William Henry Carpenter (1821-1885), was U.S. Consul to Fuzhou, China, during the American Civil War years. He was appointed by President Abraham Lincoln in March, 1861, and recalled by President Andrew Johnson in December, 1865.

Prior to his appointment to the consulship, Carpenter was proprietor of a livery stable in his hometown of Auburn, Cayuga, New York and was active in local civic matters, serving as postmaster of Fleming village in the early 1850s, state commissioner for development of the salt springs at Montezuma, New York from 1858, on the first board of directors for the city waterworks company from 1859, and as a founding member of the Cayuga County Historical Society in 1877. He was sometimes styled "Colonel", a rank-equivalent title from his service as a consul.

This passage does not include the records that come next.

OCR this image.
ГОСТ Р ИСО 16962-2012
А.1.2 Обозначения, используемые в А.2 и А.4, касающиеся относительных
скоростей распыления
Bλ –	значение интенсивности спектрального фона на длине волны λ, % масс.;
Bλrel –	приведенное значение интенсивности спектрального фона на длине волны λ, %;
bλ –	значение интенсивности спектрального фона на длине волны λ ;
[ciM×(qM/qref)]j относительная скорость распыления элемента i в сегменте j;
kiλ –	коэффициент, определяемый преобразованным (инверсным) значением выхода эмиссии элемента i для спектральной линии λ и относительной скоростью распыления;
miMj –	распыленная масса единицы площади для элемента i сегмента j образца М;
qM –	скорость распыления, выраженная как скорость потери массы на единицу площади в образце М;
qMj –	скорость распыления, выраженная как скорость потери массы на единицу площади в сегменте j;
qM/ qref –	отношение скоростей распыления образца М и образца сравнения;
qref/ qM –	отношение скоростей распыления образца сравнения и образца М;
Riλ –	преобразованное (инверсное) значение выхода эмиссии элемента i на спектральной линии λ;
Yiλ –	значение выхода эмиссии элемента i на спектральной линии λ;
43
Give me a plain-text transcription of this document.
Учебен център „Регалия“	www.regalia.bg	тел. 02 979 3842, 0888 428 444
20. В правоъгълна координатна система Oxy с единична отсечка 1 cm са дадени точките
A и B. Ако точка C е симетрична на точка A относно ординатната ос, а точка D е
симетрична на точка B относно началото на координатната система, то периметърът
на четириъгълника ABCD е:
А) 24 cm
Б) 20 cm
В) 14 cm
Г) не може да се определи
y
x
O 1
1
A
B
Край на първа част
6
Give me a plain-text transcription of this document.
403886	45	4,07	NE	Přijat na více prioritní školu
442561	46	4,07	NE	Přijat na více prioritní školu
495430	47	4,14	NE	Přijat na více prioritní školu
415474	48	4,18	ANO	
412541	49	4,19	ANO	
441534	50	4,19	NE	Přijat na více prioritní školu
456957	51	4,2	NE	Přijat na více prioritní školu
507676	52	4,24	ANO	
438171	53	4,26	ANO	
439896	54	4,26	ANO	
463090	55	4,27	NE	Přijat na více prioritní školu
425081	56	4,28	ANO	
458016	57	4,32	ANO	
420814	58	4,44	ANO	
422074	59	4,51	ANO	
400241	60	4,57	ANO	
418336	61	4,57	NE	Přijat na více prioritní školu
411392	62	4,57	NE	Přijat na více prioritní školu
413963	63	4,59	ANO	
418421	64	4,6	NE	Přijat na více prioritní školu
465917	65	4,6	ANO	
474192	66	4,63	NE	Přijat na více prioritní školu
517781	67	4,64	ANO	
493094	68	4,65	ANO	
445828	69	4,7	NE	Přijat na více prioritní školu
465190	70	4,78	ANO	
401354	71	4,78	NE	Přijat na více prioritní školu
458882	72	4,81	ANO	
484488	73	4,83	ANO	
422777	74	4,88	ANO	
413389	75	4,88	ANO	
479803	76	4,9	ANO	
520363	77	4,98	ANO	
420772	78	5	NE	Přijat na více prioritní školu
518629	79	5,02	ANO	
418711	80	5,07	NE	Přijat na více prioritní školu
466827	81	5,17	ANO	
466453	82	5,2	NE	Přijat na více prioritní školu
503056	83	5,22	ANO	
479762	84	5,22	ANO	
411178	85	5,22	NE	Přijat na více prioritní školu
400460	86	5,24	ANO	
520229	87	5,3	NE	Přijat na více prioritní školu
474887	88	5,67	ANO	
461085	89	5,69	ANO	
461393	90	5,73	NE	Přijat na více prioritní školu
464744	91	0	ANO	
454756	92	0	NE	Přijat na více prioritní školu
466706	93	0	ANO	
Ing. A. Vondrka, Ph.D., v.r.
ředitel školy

Carpenter also was active in state politics, identifying with the Republican Party in its formative years, and supporting New York Governor William H. Seward, 12th Governor of New York, United States Senator and United States Secretary of State under Lincoln and Johnson, who became a lifelong friend. After his service in China, Carpenter retired to Auburn, where he lived until his death at the age of 64, on Sunday, October 25, 1885.

==Personal==
Carpenter was a son of Erastus and Mary (née Taylor) Carpenter, born in 1821 at Auburn, Cayuga, New York, where his father was an early merchant. He married Sevira Wethey in 1848, with whom he had two children before her untimely death in 1864.